That was the suggestion made by Ian Franklin (London, United Kingdom) in yesterday’s Venous Challenges Main Programme session.
He stated that this is a problem for those specialising in varicose veins as to how and when to assess whether there is a proximal obstruction and whether it is a significant component of the varicose symptoms.
Referring to the commonality of NIVLs, Franklin reported that in cadaveric studies, intraluminal lesions can be found in 20–30% of specimens, and in terms of extrinsic compression, a study from Cambridge has recently found that over 60% of that series had evidence of an external compression of the vessel in asymptomatic patients on CT scans done for other reasons.
“If you look at patients with severe chronic venous disease with C3+, obstructive lesions are found in >90% of these patients, which led Raju and Neglen to conclude that these lesions may have a permissive role in chronic venous disease—in other words, they are harmless in the majority of people, but as soon as an extra factor becomes involved, such as obesity or reflux, they suddenly then become significantly pathogenic,” he explained.

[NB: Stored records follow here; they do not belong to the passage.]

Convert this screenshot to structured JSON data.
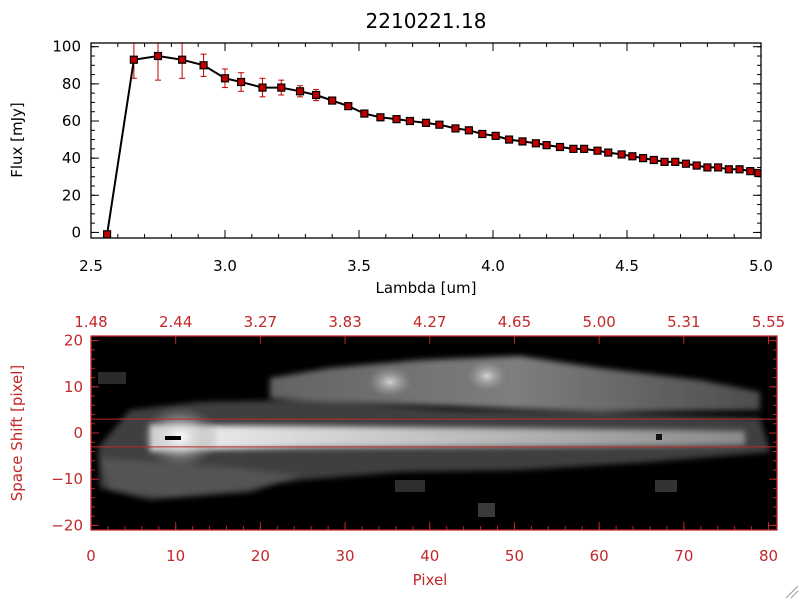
{
  "chart_data": [
    {
      "type": "line",
      "title": "2210221.18",
      "xlabel": "Lambda [um]",
      "ylabel": "Flux [mJy]",
      "xlim": [
        2.5,
        5.0
      ],
      "ylim": [
        -3,
        102
      ],
      "x_ticks": [
        "2.5",
        "3.0",
        "3.5",
        "4.0",
        "4.5",
        "5.0"
      ],
      "y_ticks": [
        "0",
        "20",
        "40",
        "60",
        "80",
        "100"
      ],
      "line_color": "#000000",
      "marker_color": "#c00000",
      "series": [
        {
          "marker": "square",
          "x": [
            2.56,
            2.66,
            2.75,
            2.84,
            2.92,
            3.0,
            3.06,
            3.14,
            3.21,
            3.28,
            3.34,
            3.4,
            3.46,
            3.52,
            3.58,
            3.64,
            3.69,
            3.75,
            3.8,
            3.86,
            3.91,
            3.96,
            4.01,
            4.06,
            4.11,
            4.16,
            4.2,
            4.25,
            4.3,
            4.34,
            4.39,
            4.43,
            4.48,
            4.52,
            4.56,
            4.6,
            4.64,
            4.68,
            4.72,
            4.76,
            4.8,
            4.84,
            4.88,
            4.92,
            4.96,
            4.99
          ],
          "y": [
            -1,
            93,
            95,
            93,
            90,
            83,
            81,
            78,
            78,
            76,
            74,
            71,
            68,
            64,
            62,
            61,
            60,
            59,
            58,
            56,
            55,
            53,
            52,
            50,
            49,
            48,
            47,
            46,
            45,
            45,
            44,
            43,
            42,
            41,
            40,
            39,
            38,
            38,
            37,
            36,
            35,
            35,
            34,
            34,
            33,
            32
          ],
          "yerr": [
            0,
            10,
            13,
            10,
            6,
            5,
            5,
            5,
            4,
            3,
            3,
            1,
            0,
            0,
            0,
            0,
            0,
            0,
            0,
            0,
            0,
            0,
            0,
            0,
            0,
            0,
            0,
            0,
            0,
            0,
            0,
            0,
            0,
            0,
            0,
            0,
            0,
            0,
            0,
            0,
            0,
            0,
            0,
            0,
            0,
            0
          ]
        }
      ]
    },
    {
      "type": "heatmap",
      "xlabel": "Pixel",
      "ylabel": "Space Shift [pixel]",
      "xlim": [
        0,
        81
      ],
      "ylim": [
        -21,
        21
      ],
      "x_ticks": [
        "0",
        "10",
        "20",
        "30",
        "40",
        "50",
        "60",
        "70",
        "80"
      ],
      "y_ticks": [
        "-20",
        "-10",
        "0",
        "10",
        "20"
      ],
      "top_axis_ticks": [
        "1.48",
        "2.44",
        "3.27",
        "3.83",
        "4.27",
        "4.65",
        "5.00",
        "5.31",
        "5.55"
      ],
      "axis_color": "#c0282a",
      "colormap": "grayscale",
      "guide_lines_y": [
        3,
        -3
      ]
    }
  ]
}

According to Franklin, there is a great deal of evidence now in the literature that deep vein stenting works. All the series show a very low complication rate, it seems to be safe, it seems to be durable, and there is a very good rate of ulcer healing, which suggests that the obstruction of the iliac veins is actually part of the disease process. However, indications are not always well-defined and the case mix is usually very heterogeneous. “Although we have a lot of evidence that deep venous stenting works, the literature does not give us much of a handle on who should be treated and possibly who should not,” Franklin said.
He maintained that while symptoms are the best indicator of which patients should be treated, they can be very non-specific and quite hard to quantify. Many very large studies have shown that there is quite a poor correlation between symptoms and the presence and the severity of the venous disease. He added that there are wide disparities between phlebologists when allocating CEAP score to photographs of legs with venous disease, and there is therefore a need for something more objective.
In terms of which imaging modality should be used to diagnose iliac vein obstruction, he said that using duplex ultrasound it can be difficult to see the central vein and venography tends to miss many of these lesions, but CT and MR can be helpful, as can various forms of plethysmography and pressure measurements.
As for what the future holds, Franklin maintained that in terms of evidence gathering, there should be rigorous reporting of symptoms and signs pre- and post-treatment, care should be taken to avoid mixing up mild and severe disease, conservatively treated patients must be followed-up, there must be improvements in non-invasive haemodynamic testing, and there is a need for randomised controlled trials.
In terms of patient selection for the future, Franklin suggested that it should be patients with rapid recurrence after treatment, those who have had multiple previous varicose vein interventions, those with severe symptoms which are believed to be venous in origin, patients with poor symptomatic response to superficial vein treatment, those patients with skin changes out of proportion to the apparent reflux, and finally, patients with non-healing and relapsing ulceration.
The most difficult cases, he added, “are the ones who present to us with apparently ordinary varicose veins, but with uncertainty whether there is a significant proximal obstructive component. I think that is going to represent the biggest challenge facing phlebologists in the near future.”